Code | Title | Credits |
---|---|---|
MATH 425 | Calculus I | 4 |
MATH 426 | Calculus II | 4 |
MATH 445 | Mathematics and Applications with MATLAB | 4 |
or IAM 550 | Introduction to Engineering Computing | |
MATH 527 | Differential Equations with Linear Algebra ^{1} | 4 |
MATH 528 | Multidimensional Calculus ^{1} | 4 |
MATH 531 | Mathematical Proof | 4 |
MATH 644 | Statistics for Engineers and Scientists ^{2} | 4 |
MATH 645 | Linear Algebra for Applications ^{1} | 4 |
MATH 753 | Introduction to Numerical Methods I | 4 |
PHYS 407 | General Physics I | 4 |
Capstone: Select one of the following | ||
MATH 797 | Senior Seminar | 4 |
MATH 798 | Senior Project | 4 |
MATH 799 | Senior Thesis | 2 or 4 |
Total Credits | 50-52 |
- ^{ 1 }
The full Linearity sequence, MATH 525 and MATH 526, may be used to replace the MATH 527, MATH 528, and MATH 645 requirements.
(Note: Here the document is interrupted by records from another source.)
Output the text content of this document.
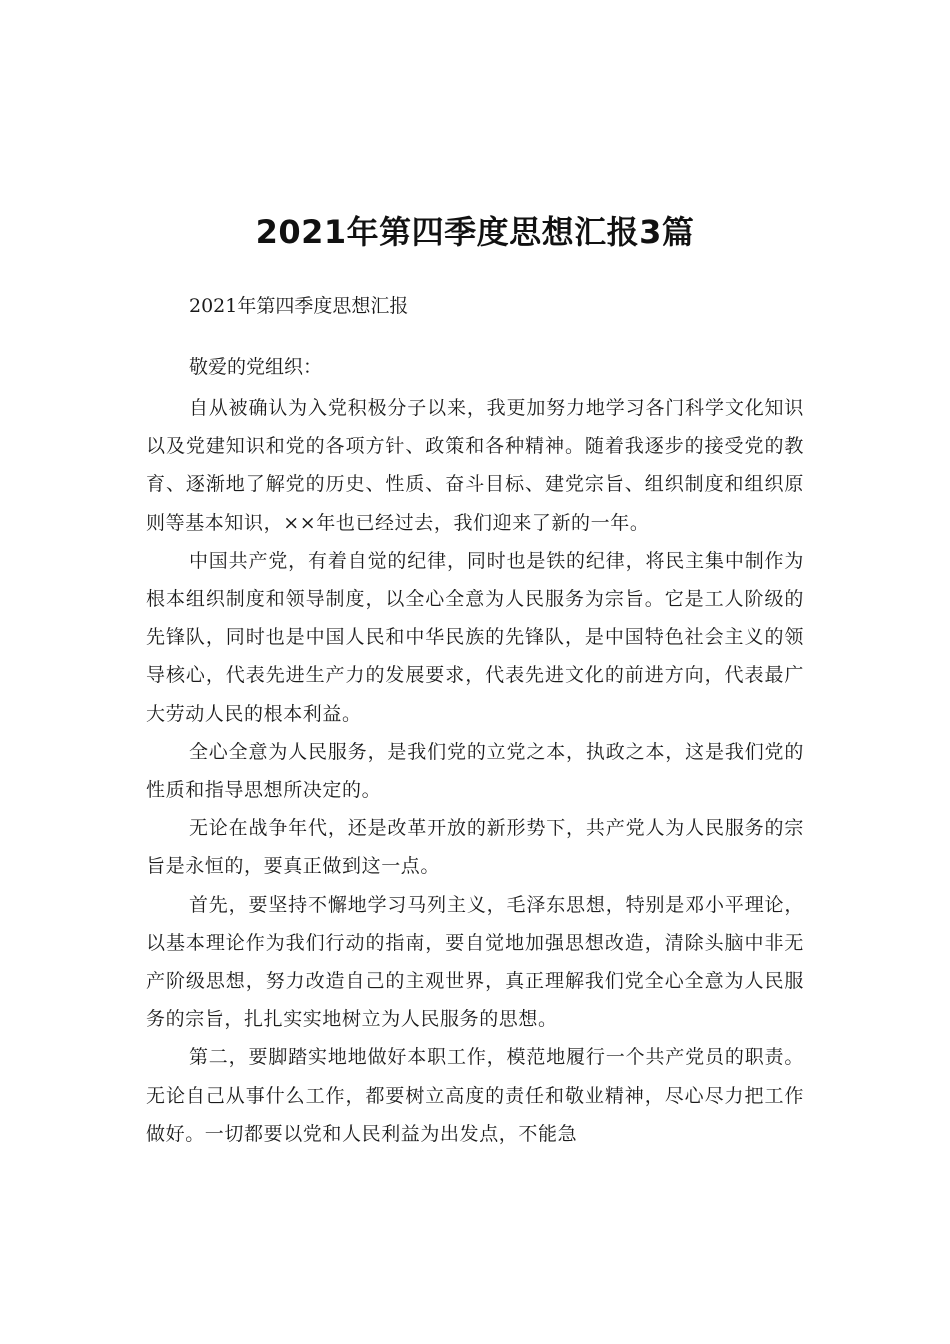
2021年第四季度思想汇报3篇
2021年第四季度思想汇报
敬爱的党组织：

自从被确认为入党积极分子以来，我更加努力地学习各门科学文化知识以及党建知识和党的各项方针、政策和各种精神。随着我逐步的接受党的教育、逐渐地了解党的历史、性质、奋斗目标、建党宗旨、组织制度和组织原则等基本知识，××年也已经过去，我们迎来了新的一年。

中国共产党，有着自觉的纪律，同时也是铁的纪律，将民主集中制作为根本组织制度和领导制度，以全心全意为人民服务为宗旨。它是工人阶级的先锋队，同时也是中国人民和中华民族的先锋队，是中国特色社会主义的领导核心，代表先进生产力的发展要求，代表先进文化的前进方向，代表最广大劳动人民的根本利益。

全心全意为人民服务，是我们党的立党之本，执政之本，这是我们党的性质和指导思想所决定的。

无论在战争年代，还是改革开放的新形势下，共产党人为人民服务的宗旨是永恒的，要真正做到这一点。

首先，要坚持不懈地学习马列主义，毛泽东思想，特别是邓小平理论，以基本理论作为我们行动的指南，要自觉地加强思想改造，清除头脑中非无产阶级思想，努力改造自己的主观世界，真正理解我们党全心全意为人民服务的宗旨，扎扎实实地树立为人民服务的思想。

第二，要脚踏实地地做好本职工作，模范地履行一个共产党员的职责。无论自己从事什么工作，都要树立高度的责任和敬业精神，尽心尽力把工作做好。一切都要以党和人民利益为出发点，不能急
MATH 525 may be used to replace the MATH 645 requirement.
- ^{ 2 }
Applied Mathematics: Economics Option students must take MATH 539 Introduction to Statistical Analysis.
Solid Mechanics and Vibrations Option Requirements
Code | Title | Credits |
---|---|---|
PHYS 408 | General Physics II | 4 |
MATH 647 | Complex Analysis for Applications | 4 |
MATH 745 | Foundations of Applied Mathematics I | 4 |
ME 525 | Statics | 3 |
or CEE 500 | Statics for Civil Engineers | |
ME 526 | Mechanics of Materials | 3 |
or CEE 501 | Strength of Materials | |
ME 561 | Introduction to Materials Science | 4 |
ME 627 | Dynamics | 3 |
Select TWO from the following: | 8 | |
ME 727 | Advanced Mechanics of Solids | |
ME #730 | Mechanical Behavior of Materials | |
700-level elective, selected in consultation with the academic advisor | ||
Total Credits | 33 |
- Students recognize common mathematical notations and operations used in mathematics, science and engineering.
- Students can recognize and classify a variety of mathematical models including differential equations, linear and nonlinear systems of algebraic equations, and common probability distributions.
- Students have developed a working knowledge (including notation, terminology, foundational principles of the discipline, and standard mathematical models within the discipline) in at least one discipline outside of mathematics.
- Students are able to extract useful knowledge, both quantitative and qualitative, from mathematical models and can apply that knowledge to the relevant discipline.